Looks like someone reactivate the league today?

I'm in for another if it get off the ground


----------



## labor of love (Aug 21, 2017)

Sure whatever I'm in. But free leagues are lame.


----------



## Godslayer (Aug 21, 2017)

Game on


----------



## mc2442 (Aug 21, 2017)

My showing in this league has been pathetic, but sure.


----------



## Adirondack (Aug 21, 2017)

I think I'm going to sit this year out, guys.


----------



## Chuckles (Aug 21, 2017)

I reactivated the league. Hopefully we have enough players. If anybody wants in that didn't play last year post here and you can take over the team of somebody who is dropping out.


----------



## Chuckles (Sep 1, 2017)

Draft this Sunday night sound good?

Anybody want Adirondack's spot?


----------



## labor of love (Sep 1, 2017)

Cool.
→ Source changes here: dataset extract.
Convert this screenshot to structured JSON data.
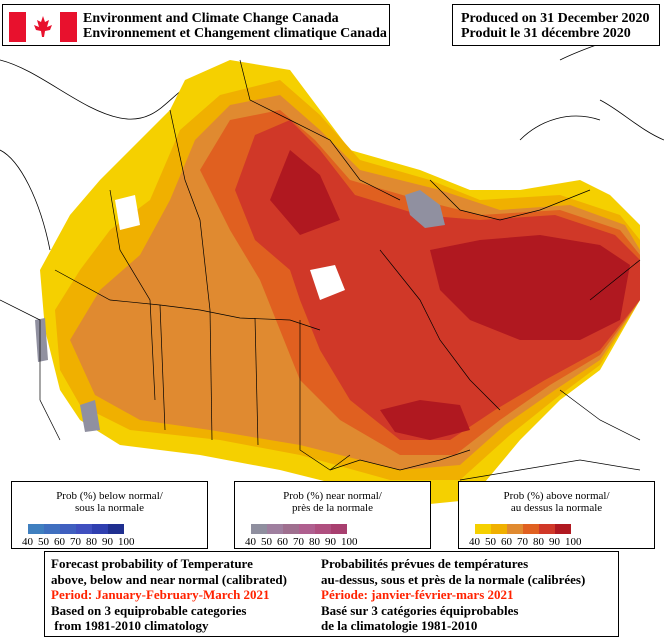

Sunday works for me.


----------



## ChefJimbo (Sep 2, 2017)

works for me, let's do it !!


----------



## Godslayer (Sep 2, 2017)

Sunday night it is, I will have to google what football is before we do this


----------



## panda (Sep 2, 2017)

Chucks if nobody fills in just have it autodrafted and you control roster until we find someone.


----------



## Chuckles (Sep 3, 2017)

Just set it for 10:30 EST tonight.


----------



## labor of love (Sep 3, 2017)

This better not be an autodraft league.


----------